As the LDS Church has said, America should be a place free of religious bigotry.
Chances are you don’t know Dilawar Syed. He is an immigrant, a US citizen, a graduate of the University of Texas at Austin and the Wharton School of Business. He is a successful businessman who has served as both CEO and COO at major corporations. He is also President Joe Biden’s nominee for Deputy Administrator of the Small Business Administration endorsed by the United States Chamber of Commerce and endorsed by more than two hundred business leaders.
He is also a Muslim.
The recent publication of The Church of Jesus Christ of Latter-day Saints sharing perspectives and building trust between the Mormon faith and Muslims is something to admire. It speaks of the best ideals of our nation and within us. This post couldn’t be more timely. It reminded me of both the urgency and the need for such conversations.
Syed’s nomination for deputy administrator was hit in confirmation limbo with the unusual reality of Republican members refusing to allow a quorum to form. Multiple efforts to decipher their objections have been narrowed down to his faith and previous support from Muslim advocacy groups encouraging voter and civic participation.
If confirmed, Syed would become the highest-ranking Muslim appointed to our government. The Republicans’ refusal to vote was followed at best by passive silence and at worst by unfounded allegations of anti-Israel bias. This latest recrimination fuels the worst stereotypes assuming that all Muslims are opposed to American Jews and Israel and are anti-Semitic. This unfounded bias prompted a coalition of Jewish organizations to come to Syed’s defense.
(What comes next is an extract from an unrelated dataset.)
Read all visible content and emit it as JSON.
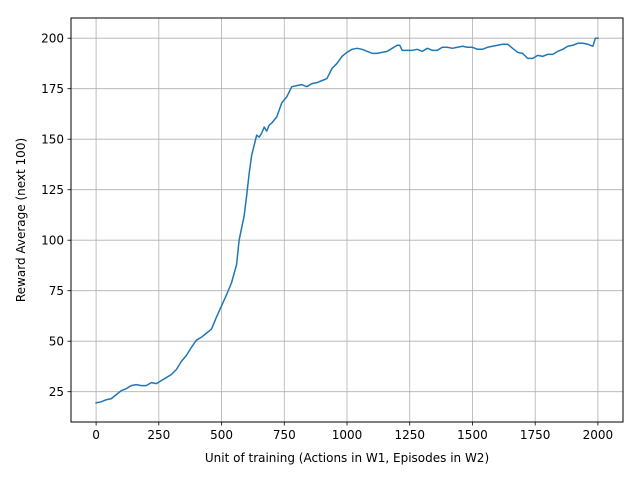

They condemned the attack on Syed’s ethnicity, faith and Muslim advocacy work as an attack on his personality.
The promise of America and the American dream has been met with passive fanaticism opposing a qualified candidate based solely on his faith. The American dream draws others to this great nation with the promise that here you can worship without fear or persecution. It is based on the idea that your culture, your traditions and your faith can thrive in freedom. Your efforts, citizenship, willingness to serve, and skills will determine your success, not where you worship.
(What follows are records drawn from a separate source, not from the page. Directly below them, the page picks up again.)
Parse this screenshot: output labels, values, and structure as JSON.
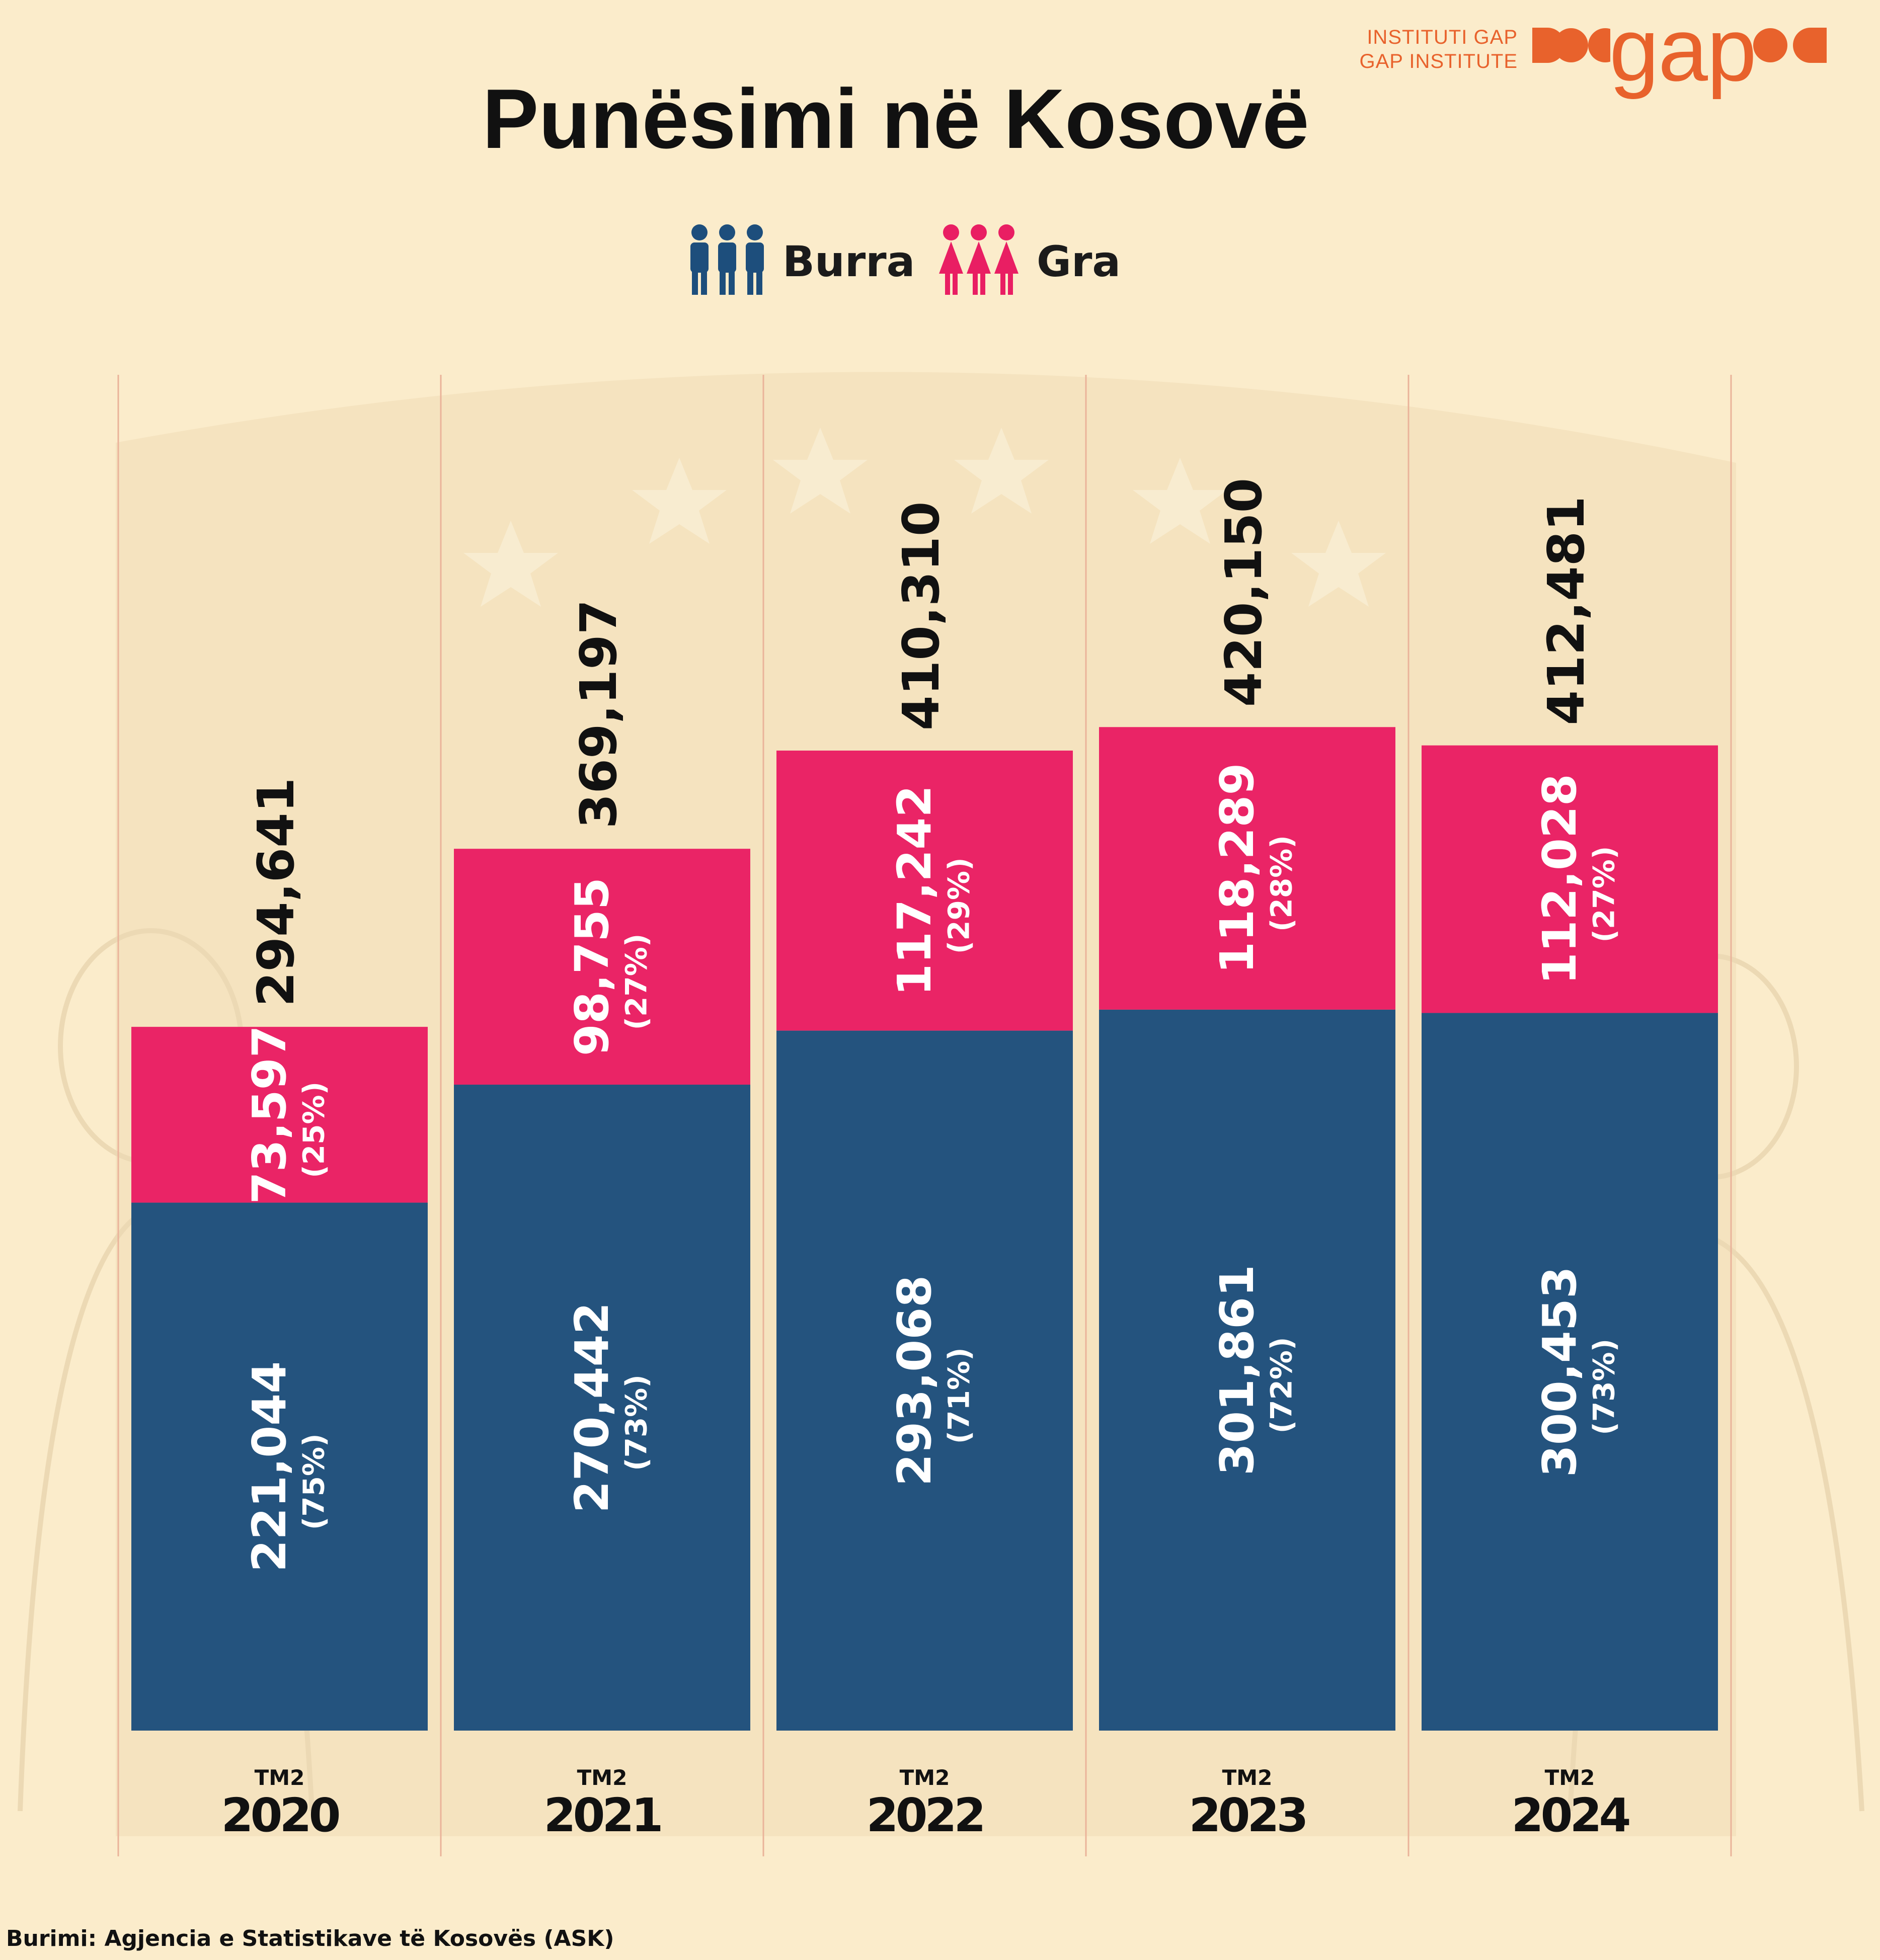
{
  "logo": {
    "line1": "INSTITUTI GAP",
    "line2": "GAP INSTITUTE",
    "wordmark": "gap",
    "color": "#e8622c"
  },
  "title": "Punësimi në Kosovë",
  "legend": [
    {
      "label": "Burra",
      "icon": "men-group-icon",
      "color": "#1d4e7c"
    },
    {
      "label": "Gra",
      "icon": "women-group-icon",
      "color": "#e91e63"
    }
  ],
  "source": "Burimi: Agjencia e Statistikave të Kosovës (ASK)",
  "chart_data": {
    "type": "bar",
    "stacked": true,
    "title": "Punësimi në Kosovë",
    "categories": [
      "2020",
      "2021",
      "2022",
      "2023",
      "2024"
    ],
    "category_prefix": "TM2",
    "series": [
      {
        "name": "Burra",
        "color": "#1d4e7c",
        "values": [
          221044,
          270442,
          293068,
          301861,
          300453
        ],
        "labels": [
          "221,044",
          "270,442",
          "293,068",
          "301,861",
          "300,453"
        ],
        "shares": [
          "(75%)",
          "(73%)",
          "(71%)",
          "(72%)",
          "(73%)"
        ]
      },
      {
        "name": "Gra",
        "color": "#e91e63",
        "values": [
          73597,
          98755,
          117242,
          118289,
          112028
        ],
        "labels": [
          "73,597",
          "98,755",
          "117,242",
          "118,289",
          "112,028"
        ],
        "shares": [
          "(25%)",
          "(27%)",
          "(29%)",
          "(28%)",
          "(27%)"
        ]
      }
    ],
    "totals": [
      294641,
      369197,
      410310,
      420150,
      412481
    ],
    "total_labels": [
      "294,641",
      "369,197",
      "410,310",
      "420,150",
      "412,481"
    ],
    "ylim": [
      0,
      436000
    ],
    "grid": false,
    "legend_position": "top-center"
  }
}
Syed is an American citizen. Yet his religion is still a hindrance in 2022. That’s why the LDS pamphlet was so timely. We have a qualified person who is turned down due to where they worship. Our best ideals are undermined by fear, misunderstanding and bigotry. We no longer rely on merit, hard work, skill as our guiding prism. Instead, we are seduced by our base instincts which divide rather than seek understanding.
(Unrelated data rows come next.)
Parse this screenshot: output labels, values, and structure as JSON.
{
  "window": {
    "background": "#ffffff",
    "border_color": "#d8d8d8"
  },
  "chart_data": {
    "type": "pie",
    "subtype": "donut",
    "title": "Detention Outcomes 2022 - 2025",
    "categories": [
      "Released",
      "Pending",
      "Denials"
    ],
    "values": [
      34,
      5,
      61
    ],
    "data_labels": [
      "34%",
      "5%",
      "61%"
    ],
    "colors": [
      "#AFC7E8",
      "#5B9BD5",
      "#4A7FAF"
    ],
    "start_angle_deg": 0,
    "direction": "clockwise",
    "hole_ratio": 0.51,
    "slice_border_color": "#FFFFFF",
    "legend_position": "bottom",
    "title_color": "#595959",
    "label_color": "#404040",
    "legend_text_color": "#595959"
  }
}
We are not perfect, yet it is the movement towards perfection that keeps our promise. Our ideals of justice, equality, fairness and truth under the guiding principles of our Constitution are what everyone deserves. Martin Luther King said, “Nothing in the world is more dangerous than sincere ignorance and conscientious stupidity.” The actions of those who would oppose Syed’s appointment are committing both acts motivated by their animosity towards his faith.
A few weeks ago, I read with great admiration the positive effort made by the LDS leadership to build a bridge of understanding with the Muslim community. I hope their feelings are enough to reverse the trend of discrimination. Americans like Syed deserve no less.
Sim Gill is the Salt Lake County District Attorney.